Сорокин не мог справиться с ненавистью – к невесть откуда взявшейся проклятой двери, к невесть откуда взявшейся проклятой деревне, к этому невесть откуда взявшемуся проклятому мужику, который, вместо того чтобы упасть перед барином на колени и слезно молить о прощении за провинности дедов, стоял подбоченясь, гордый и невозмутимый, непрошибаемый в своей невесть откуда взявшейся проклятой правоте. Выхватив из рук Комаровского ружье, Сорокин приставил дула к груди бородача и прошипел:
– Обещаю, я вернусь и сотру здесь все в порошок. И деревеньку вашу, и вас самих. Хоть внуков, хоть правнуков! Так им и передай: пусть ждут и боятся!
Палец Сорокина лежал на спусковых крючках, но все же выстрелить ему отчаяния не хватило. Он ударил мужика по лицу прикладом – ударил неуклюже, как-то наискось, попав то ли по шее, то ли по челюсти. Бородач охнул и согнулся, спрятал лицо в ладони, а Сорокин круто развернулся на каблуках и зашагал к опушке. Он не смотрел по сторонам, но знал, что остальные последовали за ним. Несколько долгих мгновений позади висела пустая, черная тишина, потом раздался детский возглас:
– Пращуры! Ой, пращуры!
Тотчас десятки других голосов, женских и мужских, слаженным хором подхватили странный призыв:
– Пращуры! Ой, пращуры! Гляньте на детей своих! Пращуры! Сохраните малых сих! Пращуры!
Снова и снова повторялись эти слова – то ли песня, то ли молитва, то ли боевой клич. Сорокин, Комаров-ские и слуги уже углубились в лес, потеряли из виду деревню, а хор все звучал у них за спиной, бился среди деревьев разгневанным эхом:
– Пращуры! Щуры! Щуры!
– Пращуры! Щуры!
Сорокин шел, не разбирая дороги, стиснув зубы, придумывая про себя новые и новые кары для обнаглевших бунтовщиков. Никто не пытался заговорить с ним. Только четверть часа спустя, когда он споткнулся о скрытый под хвоей корень и едва не упал, Комаров-ский осмелился приблизиться, чтобы потрепать его по плечу и забрать свою винтовку.
Сорокин прижался спиной к сосновому стволу, осмотрелся. Голоса селян стихли далеко позади. В лесу успело заметно потемнеть. Солнце едва пробивалось сквозь густые кроны. Воздух был влажен и холоден, пах приближающейся ночью.
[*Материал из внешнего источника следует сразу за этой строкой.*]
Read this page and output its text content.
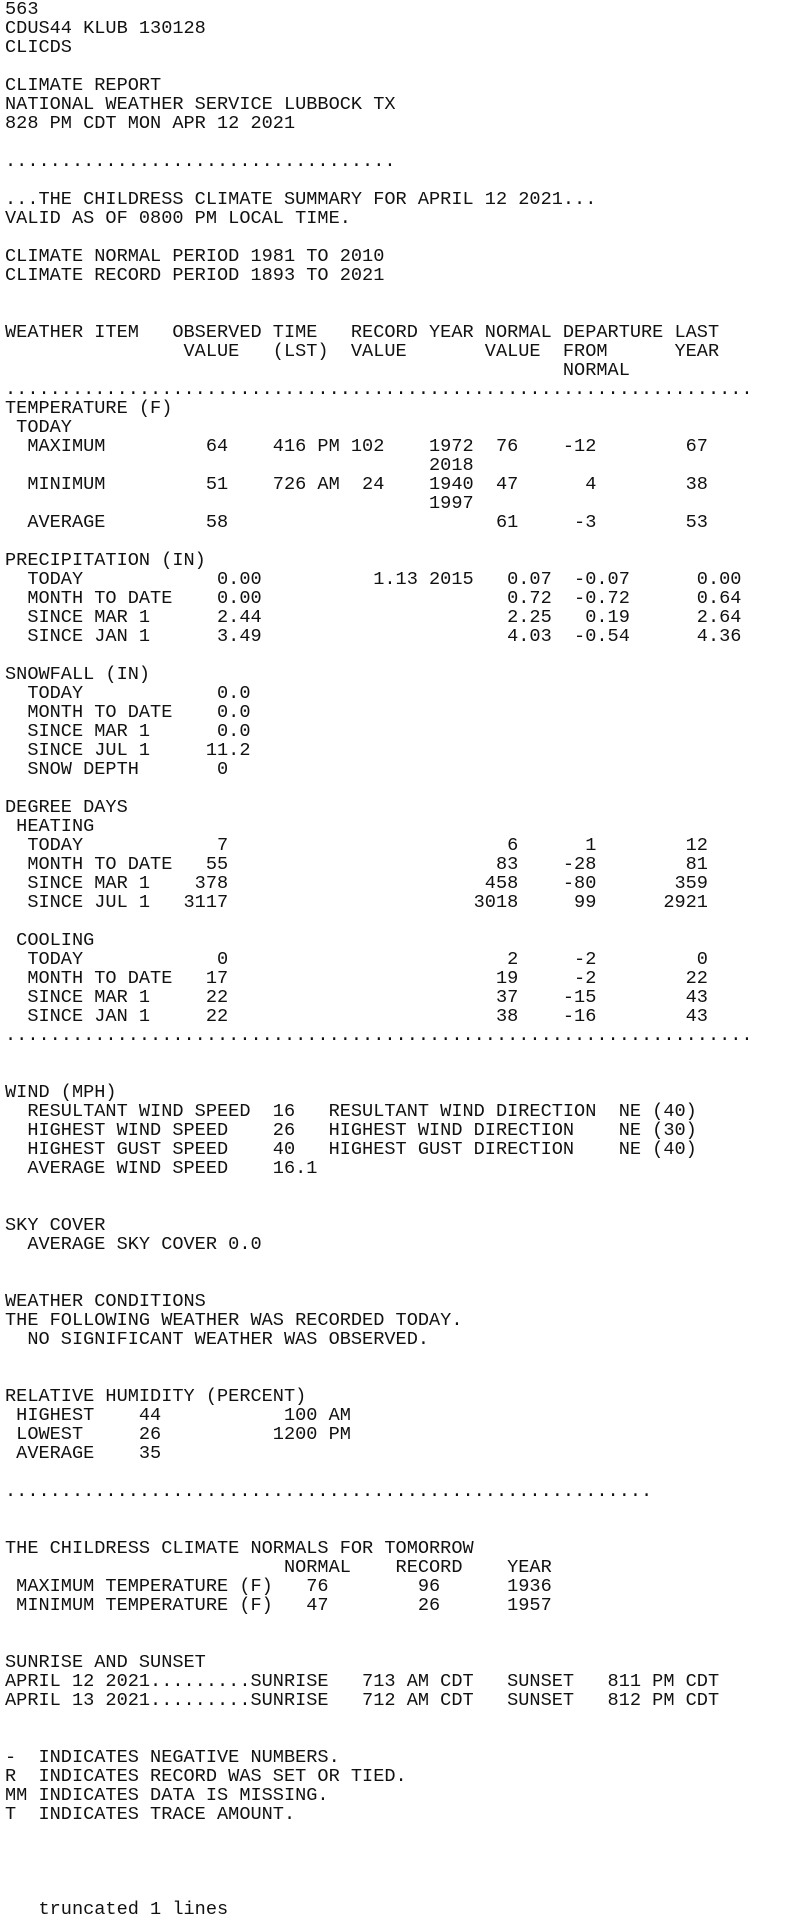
563
CDUS44 KLUB 130128
CLICDS

CLIMATE REPORT
NATIONAL WEATHER SERVICE LUBBOCK TX
828 PM CDT MON APR 12 2021

...................................

...THE CHILDRESS CLIMATE SUMMARY FOR APRIL 12 2021...
VALID AS OF 0800 PM LOCAL TIME.

CLIMATE NORMAL PERIOD 1981 TO 2010
CLIMATE RECORD PERIOD 1893 TO 2021

WEATHER ITEM   OBSERVED TIME   RECORD YEAR NORMAL DEPARTURE LAST
VALUE   (LST)  VALUE       VALUE  FROM      YEAR
NORMAL
...................................................................
TEMPERATURE (F)
TODAY
MAXIMUM         64    416 PM 102    1972  76    -12        67
2018
MINIMUM         51    726 AM  24    1940  47      4        38
1997
AVERAGE         58                        61     -3        53

PRECIPITATION (IN)
TODAY            0.00          1.13 2015   0.07  -0.07      0.00
MONTH TO DATE    0.00                      0.72  -0.72      0.64
SINCE MAR 1      2.44                      2.25   0.19      2.64
SINCE JAN 1      3.49                      4.03  -0.54      4.36

SNOWFALL (IN)
TODAY            0.0
MONTH TO DATE    0.0
SINCE MAR 1      0.0
SINCE JUL 1     11.2
SNOW DEPTH       0

DEGREE DAYS
HEATING
TODAY            7                         6      1        12
MONTH TO DATE   55                        83    -28        81
SINCE MAR 1    378                       458    -80       359
SINCE JUL 1   3117                      3018     99      2921

COOLING
TODAY            0                         2     -2         0
MONTH TO DATE   17                        19     -2        22
SINCE MAR 1     22                        37    -15        43
SINCE JAN 1     22                        38    -16        43
...................................................................

WIND (MPH)
RESULTANT WIND SPEED  16   RESULTANT WIND DIRECTION  NE (40)
HIGHEST WIND SPEED    26   HIGHEST WIND DIRECTION    NE (30)
HIGHEST GUST SPEED    40   HIGHEST GUST DIRECTION    NE (40)
AVERAGE WIND SPEED    16.1

SKY COVER
AVERAGE SKY COVER 0.0

WEATHER CONDITIONS
THE FOLLOWING WEATHER WAS RECORDED TODAY.
NO SIGNIFICANT WEATHER WAS OBSERVED.

RELATIVE HUMIDITY (PERCENT)
HIGHEST    44           100 AM
LOWEST     26          1200 PM
AVERAGE    35

..........................................................

THE CHILDRESS CLIMATE NORMALS FOR TOMORROW
NORMAL    RECORD    YEAR
MAXIMUM TEMPERATURE (F)   76        96      1936
MINIMUM TEMPERATURE (F)   47        26      1957

SUNRISE AND SUNSET
APRIL 12 2021.........SUNRISE   713 AM CDT   SUNSET   811 PM CDT
APRIL 13 2021.........SUNRISE   712 AM CDT   SUNSET   812 PM CDT

-  INDICATES NEGATIVE NUMBERS.
R  INDICATES RECORD WAS SET OR TIED.
MM INDICATES DATA IS MISSING.
T  INDICATES TRACE AMOUNT.

truncated 1 lines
Комаровские стояли поблизости, но смотреть на него избегали: Илья Николаевич вглядывался в заросли, Пелагея Никитична сосредоточенно изучала резьбу на ружейном ложе. Крепостные же, напротив, замерли поодаль, но не сводили с Сорокина глаз.
– Что? – спросил он с вызовом. – Дыру протрете!
– Зря вы так, барин, – простонал Егорыч. – Зря вы с ними так.
– Молчать! Мне лучше знать, как обращаться с ворьем. А вздумаешь их покрывать или защищать, и с тебя шкуру спущу. Не сомневайся.
Егорыч отвернулся. Плечи его задергались от глухих рыданий. Архип тоже отвел взгляд. Сорокин обратился к Комаровским:
– Мы в нужном направлении идем? К реке?
– Да, – сказала Пелагея Никитична. – Солнце садится у нас за спиной, значит, все верно.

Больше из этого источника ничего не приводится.